4 Lieder

Op. 27, TrV 170

Richard Strauss composed Lieder from the earliest days of his career to the very last. He’d written well over 30 before his 18th birthday, so when he finally published his first mature set of songs in 1885, he was already well practised at writing for the female voice. Just under a decade later, in May 1894, he composed the four songs of Op. 27 as a wedding present for his fiancée, the feisty and gifted soprano Pauline de Ahna. Dedicated to “my beloved Pauline”, they are based upon poems by the German-Scottish poet John Henry Mackay (1864-1933), a political radical who wrote verse that brimmed over with high romantic ardour.
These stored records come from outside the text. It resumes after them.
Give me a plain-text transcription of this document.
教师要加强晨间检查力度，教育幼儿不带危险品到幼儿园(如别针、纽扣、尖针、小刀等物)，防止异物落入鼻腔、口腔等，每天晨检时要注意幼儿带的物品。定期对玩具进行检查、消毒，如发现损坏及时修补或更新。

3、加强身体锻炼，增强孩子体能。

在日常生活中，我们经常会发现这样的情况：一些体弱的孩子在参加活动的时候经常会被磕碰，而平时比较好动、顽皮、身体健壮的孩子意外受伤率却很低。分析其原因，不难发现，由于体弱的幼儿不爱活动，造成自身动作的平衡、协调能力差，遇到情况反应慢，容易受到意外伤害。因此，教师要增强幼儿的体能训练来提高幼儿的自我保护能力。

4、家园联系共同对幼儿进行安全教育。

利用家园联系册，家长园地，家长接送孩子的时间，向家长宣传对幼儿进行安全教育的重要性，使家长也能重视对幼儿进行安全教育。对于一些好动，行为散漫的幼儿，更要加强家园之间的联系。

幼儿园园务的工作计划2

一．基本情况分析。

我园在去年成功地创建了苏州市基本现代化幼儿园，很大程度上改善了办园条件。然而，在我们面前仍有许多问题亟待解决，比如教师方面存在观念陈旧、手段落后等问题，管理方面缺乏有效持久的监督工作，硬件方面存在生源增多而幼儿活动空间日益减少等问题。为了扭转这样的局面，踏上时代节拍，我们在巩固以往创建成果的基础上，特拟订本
The first song of the set is the brooding, philosophical “Rühe, meine Seele”. With “Cäcilie”, raw emotion floods out: in the orchestral version (the original was for piano) Strauss’s surging passion becomes something very like ecstasy. In “Heimliche Aufforderung”, the joyful lovers toast their indifference to the gossiping outside world. The cycle ends with the ravishing “Morgen!”—in which the singer lovingly comments upon, rather than states, the ravishing melody that embodies their devotion: “Speechless we shall gaze into each other’s eyes / And the wordless silence of bliss shall fall on us”. Richard and Pauline were anything but a quiet couple, but throughout their 55-year marriage, that shared devotion was enduring and real.